Se accettiamo il concetto secondo cui l’arte è capacità di creare miti non avulsi dalla realtà bensì rispecchianti, trasfigurandola, la realtà stessa, allora ci spiegheremo facilmente perché i popoli primitivi sono quelli più immediatamente in gradi di produrre un’arte che può spingersi a volte a realizzazioni insuperabili: basta pensare all’ esempio dell’arte greca, che per molti versi costituisce veramente un apice insuperabile.
La nostra società capitalistica è fieramente avversa per la sua stessa costituzione all’arte: l’uomo è troppo isolato e straniero all’altro uomo, troppa è la distanza che separa l’individuo da una influenza reale sulla sua realtà per potere sorgere un’arte che abbia i requisiti della “grande arte” dei tempi passati. Può sorgere un’arte diversa che rispecchi appunto la condizione dell’uomo moderno ma questo è un altro discorso.
Da questo coacervo di problemi nasce l’enorme fascino che esercita su di noi l’arte dei primitivi, e non soltanto l’arte ma tutto l’insieme delle creazioni culturali delle epoche passate. Ma anche il popolo cui noi apparteniamo è stato un tempo “primitivo” e la cultura che ha sviluppato ci è stata in parte tramandata. Il complesso di queste tradizioni popolari costituisce il cosiddetto folklore.
La cultura popolare è per definizione la cultura delle classi subalterne: essa ha quindi le caratteristiche di una cultura “alternativa” spesso contrapponibile a quella sviluppata storicamente dalle classi dominanti che si sono via via succedute nei secoli, alla cultura sorta per opera degli intellettuali di professione al servizio del potere. La cultura popolare ha infatti una caratteristica che la differenzia che la differenzia radicalmente da quella ufficiale: essa è stata elaborata direttamente dal popolo e non da un determinato gruppo sociale demandato a questo compito quale appunto il gruppo degli intellettuali professionisti.
Questo provoca numerosi pregi e difetti: non possiamo accostarci ai prodotti di questa cultura senza avere una sensazione al medesimo tempo di freschezza e di rozzezza; perché se è vero che i prodotti culturali sviluppati dalla cultura ufficiale sono ovviamente molto più raffinati e al limite sofisticati di quelli prodotti dalla cultura popolare, è anche vero che questi ultimi sono molto più sinceri e riescono a rispecchiare in modo molto più realistico le reali esigenza delle classi sfruttate e subalterne.

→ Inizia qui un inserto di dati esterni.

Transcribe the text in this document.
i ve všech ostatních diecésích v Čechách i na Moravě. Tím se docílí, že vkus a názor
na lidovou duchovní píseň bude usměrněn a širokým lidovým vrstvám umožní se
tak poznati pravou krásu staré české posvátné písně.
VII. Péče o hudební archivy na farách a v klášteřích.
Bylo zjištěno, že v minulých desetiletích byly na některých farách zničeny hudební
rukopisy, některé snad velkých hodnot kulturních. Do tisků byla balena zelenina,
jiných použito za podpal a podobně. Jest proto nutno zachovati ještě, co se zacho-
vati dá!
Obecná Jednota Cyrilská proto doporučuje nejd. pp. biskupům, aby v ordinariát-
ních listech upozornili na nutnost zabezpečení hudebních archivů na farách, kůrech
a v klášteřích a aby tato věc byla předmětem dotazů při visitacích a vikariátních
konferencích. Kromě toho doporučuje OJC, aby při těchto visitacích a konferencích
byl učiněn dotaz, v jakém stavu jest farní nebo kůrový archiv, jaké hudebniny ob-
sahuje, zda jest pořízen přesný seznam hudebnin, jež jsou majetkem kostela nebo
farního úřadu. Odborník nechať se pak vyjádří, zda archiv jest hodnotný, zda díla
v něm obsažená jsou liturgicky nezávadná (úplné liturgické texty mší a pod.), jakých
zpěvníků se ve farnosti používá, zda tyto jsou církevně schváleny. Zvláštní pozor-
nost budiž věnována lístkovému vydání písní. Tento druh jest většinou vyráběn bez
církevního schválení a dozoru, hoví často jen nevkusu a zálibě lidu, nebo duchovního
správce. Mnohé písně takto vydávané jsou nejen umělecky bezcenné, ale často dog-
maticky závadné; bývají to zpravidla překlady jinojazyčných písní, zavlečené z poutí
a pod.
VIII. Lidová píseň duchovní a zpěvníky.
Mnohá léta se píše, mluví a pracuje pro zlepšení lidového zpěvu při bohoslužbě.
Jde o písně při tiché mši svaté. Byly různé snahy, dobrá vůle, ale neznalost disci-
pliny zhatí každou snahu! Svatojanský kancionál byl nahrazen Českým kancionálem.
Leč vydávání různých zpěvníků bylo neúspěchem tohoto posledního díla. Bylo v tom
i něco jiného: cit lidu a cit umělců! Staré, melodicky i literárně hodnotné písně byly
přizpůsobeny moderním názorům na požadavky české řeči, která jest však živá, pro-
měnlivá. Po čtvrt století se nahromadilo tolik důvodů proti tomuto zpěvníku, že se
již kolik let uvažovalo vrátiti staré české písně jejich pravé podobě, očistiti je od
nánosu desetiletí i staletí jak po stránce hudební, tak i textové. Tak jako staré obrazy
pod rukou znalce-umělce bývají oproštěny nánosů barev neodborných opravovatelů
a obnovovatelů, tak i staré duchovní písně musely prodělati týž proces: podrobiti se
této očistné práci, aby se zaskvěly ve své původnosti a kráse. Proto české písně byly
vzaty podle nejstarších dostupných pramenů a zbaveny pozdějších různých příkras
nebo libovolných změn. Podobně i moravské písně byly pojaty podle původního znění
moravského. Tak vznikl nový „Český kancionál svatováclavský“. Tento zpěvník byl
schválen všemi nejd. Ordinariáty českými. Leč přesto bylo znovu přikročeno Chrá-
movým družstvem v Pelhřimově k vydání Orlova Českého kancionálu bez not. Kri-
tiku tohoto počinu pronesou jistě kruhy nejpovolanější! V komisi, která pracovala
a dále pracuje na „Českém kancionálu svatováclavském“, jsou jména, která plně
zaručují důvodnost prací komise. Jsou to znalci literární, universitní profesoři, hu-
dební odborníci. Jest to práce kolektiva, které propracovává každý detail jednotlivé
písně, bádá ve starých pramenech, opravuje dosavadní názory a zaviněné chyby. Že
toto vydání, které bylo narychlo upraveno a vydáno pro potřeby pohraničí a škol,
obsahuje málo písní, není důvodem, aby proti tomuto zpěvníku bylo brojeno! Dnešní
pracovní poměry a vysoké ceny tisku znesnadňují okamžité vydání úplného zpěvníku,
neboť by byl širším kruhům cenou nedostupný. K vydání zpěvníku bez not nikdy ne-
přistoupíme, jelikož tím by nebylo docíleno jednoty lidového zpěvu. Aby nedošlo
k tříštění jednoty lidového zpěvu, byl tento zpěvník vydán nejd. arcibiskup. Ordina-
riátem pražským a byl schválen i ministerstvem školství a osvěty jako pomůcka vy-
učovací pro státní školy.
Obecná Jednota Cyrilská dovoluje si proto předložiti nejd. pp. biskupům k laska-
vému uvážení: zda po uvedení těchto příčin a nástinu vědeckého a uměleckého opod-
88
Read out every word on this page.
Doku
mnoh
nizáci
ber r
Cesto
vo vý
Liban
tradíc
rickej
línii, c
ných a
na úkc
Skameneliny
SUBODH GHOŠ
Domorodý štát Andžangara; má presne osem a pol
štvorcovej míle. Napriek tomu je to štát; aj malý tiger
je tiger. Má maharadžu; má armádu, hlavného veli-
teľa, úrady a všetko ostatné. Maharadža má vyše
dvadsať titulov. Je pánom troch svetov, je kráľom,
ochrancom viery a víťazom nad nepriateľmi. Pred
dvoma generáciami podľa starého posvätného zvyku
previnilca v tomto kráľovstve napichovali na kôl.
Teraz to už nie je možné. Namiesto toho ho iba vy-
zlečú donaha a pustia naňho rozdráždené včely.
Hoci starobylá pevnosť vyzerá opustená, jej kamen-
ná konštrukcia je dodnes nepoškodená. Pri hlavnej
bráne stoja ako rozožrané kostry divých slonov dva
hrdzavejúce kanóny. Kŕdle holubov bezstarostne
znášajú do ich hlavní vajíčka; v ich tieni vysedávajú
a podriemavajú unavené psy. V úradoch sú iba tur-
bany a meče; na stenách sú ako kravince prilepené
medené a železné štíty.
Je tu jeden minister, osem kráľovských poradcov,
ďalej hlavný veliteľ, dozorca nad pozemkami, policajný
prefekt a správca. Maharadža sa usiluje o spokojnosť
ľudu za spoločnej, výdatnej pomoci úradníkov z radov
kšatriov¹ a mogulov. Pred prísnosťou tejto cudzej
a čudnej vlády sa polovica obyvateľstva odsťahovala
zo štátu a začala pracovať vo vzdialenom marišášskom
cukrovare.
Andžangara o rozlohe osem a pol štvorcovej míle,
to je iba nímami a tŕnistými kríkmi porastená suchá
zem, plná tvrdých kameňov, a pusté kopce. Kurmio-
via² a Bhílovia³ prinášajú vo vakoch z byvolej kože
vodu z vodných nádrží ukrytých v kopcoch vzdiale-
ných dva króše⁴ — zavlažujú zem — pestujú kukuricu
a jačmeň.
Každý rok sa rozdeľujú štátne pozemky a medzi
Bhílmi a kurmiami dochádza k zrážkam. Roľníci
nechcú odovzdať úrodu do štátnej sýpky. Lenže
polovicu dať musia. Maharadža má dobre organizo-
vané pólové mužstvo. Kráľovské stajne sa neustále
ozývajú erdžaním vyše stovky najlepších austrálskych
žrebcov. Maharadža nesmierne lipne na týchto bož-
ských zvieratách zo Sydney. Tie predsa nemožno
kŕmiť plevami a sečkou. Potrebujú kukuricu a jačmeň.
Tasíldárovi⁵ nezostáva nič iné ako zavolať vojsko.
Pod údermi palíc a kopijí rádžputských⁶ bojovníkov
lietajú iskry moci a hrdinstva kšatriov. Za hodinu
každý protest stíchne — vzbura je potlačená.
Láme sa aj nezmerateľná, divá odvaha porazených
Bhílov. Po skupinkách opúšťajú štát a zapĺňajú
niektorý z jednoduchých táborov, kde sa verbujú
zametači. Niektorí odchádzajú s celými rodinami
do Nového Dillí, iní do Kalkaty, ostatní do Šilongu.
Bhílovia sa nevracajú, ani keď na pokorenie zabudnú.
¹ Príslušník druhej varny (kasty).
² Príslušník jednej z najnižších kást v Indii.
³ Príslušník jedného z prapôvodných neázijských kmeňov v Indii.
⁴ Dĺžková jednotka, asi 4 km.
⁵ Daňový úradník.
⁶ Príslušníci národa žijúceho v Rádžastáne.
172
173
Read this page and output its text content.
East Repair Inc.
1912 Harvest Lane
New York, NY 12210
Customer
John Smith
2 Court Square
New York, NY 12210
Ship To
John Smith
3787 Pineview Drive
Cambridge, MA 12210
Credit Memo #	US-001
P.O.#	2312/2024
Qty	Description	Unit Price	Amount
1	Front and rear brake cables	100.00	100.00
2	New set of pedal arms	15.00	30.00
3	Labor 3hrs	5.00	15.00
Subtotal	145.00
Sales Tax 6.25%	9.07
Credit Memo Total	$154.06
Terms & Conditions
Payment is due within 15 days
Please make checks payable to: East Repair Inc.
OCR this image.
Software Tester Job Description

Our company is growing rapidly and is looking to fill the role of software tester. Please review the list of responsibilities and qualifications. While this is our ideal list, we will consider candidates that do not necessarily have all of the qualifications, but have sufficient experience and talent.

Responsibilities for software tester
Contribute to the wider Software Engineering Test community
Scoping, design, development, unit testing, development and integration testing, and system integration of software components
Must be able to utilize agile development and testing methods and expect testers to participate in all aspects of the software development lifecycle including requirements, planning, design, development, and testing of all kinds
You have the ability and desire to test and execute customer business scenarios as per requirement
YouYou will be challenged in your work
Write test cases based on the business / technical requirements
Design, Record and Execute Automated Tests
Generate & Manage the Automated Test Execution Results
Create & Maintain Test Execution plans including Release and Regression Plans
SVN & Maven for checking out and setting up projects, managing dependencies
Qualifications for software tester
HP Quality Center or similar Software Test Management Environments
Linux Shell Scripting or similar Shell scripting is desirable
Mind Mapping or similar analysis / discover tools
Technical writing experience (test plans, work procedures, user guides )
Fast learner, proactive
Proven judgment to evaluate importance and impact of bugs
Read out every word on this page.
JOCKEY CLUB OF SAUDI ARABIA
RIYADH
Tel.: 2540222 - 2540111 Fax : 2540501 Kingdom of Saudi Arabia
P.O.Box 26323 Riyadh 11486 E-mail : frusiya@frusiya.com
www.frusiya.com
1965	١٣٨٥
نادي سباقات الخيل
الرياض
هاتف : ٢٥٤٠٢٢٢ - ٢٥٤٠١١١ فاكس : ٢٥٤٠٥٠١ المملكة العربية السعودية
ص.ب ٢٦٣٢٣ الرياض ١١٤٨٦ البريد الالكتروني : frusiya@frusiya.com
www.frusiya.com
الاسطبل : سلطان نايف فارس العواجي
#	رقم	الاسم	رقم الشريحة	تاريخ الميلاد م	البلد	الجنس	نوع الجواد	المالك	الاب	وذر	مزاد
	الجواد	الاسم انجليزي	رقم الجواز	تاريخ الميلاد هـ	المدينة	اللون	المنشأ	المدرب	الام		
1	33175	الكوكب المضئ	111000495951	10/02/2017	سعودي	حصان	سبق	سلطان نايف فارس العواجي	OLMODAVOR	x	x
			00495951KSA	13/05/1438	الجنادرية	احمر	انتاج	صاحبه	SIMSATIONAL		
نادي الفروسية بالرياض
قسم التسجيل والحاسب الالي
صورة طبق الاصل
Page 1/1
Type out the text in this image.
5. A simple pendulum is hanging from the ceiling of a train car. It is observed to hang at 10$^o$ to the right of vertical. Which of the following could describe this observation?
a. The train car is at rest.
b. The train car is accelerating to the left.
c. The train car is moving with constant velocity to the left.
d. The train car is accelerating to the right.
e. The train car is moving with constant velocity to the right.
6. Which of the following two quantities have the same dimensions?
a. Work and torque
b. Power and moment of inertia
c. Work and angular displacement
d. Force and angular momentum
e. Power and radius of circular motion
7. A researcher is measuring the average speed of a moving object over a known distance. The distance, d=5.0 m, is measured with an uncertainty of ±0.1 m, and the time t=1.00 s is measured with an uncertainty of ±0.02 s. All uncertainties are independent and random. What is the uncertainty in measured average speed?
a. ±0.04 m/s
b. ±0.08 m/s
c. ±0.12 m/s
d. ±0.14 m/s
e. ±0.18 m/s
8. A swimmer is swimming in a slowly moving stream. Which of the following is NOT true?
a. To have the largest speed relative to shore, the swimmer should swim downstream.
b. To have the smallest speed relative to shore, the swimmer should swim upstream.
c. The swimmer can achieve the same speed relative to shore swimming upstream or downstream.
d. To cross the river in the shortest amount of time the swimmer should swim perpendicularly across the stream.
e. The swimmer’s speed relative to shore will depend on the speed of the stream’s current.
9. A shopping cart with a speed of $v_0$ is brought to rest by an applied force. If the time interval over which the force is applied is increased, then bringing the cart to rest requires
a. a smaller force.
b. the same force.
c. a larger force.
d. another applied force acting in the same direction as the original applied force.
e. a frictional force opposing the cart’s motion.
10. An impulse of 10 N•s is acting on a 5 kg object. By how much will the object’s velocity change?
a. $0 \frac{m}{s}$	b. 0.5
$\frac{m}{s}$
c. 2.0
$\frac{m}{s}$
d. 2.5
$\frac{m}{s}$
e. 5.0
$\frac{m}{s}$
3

In questo senso le caratteristiche della cultura popolare sono radicalmente diverse da quelle della nostra cultura che possiamo per comodità definire borghese in quanto questa esprime la concezione della vita propria di chi è al potere o quantomeno è nell’area di privilegio del potere, mentre la cultura popolare esprime la concezione di chi il potere lo subisce.
Ne deriva una carica spesso irrefrenabilmente protestataria, una vitalità ed una amarezza che invano cercheremmo nell’altra cultura. C’è poi da rilevare un fatto di massima importanza. Tutta la cultura deriva in ultima analisi dalla cultura popolare che è in effetti la fonte della cultura universale.
Gli studiosi hanno ormai definitivamente chiarito che anche gli elementi più sofisticati della nostra cultura derivano dalla cultura popolare. E’ chiaro allora, che una vera cultura non può non riallacciarsi anche se non in maniera necessariamente programmatica ed esplicita alla cultura popolare: perché altrimenti non farebbe altro che cercare di perpetuare il potere, cioè la società disumante in cui viviamo.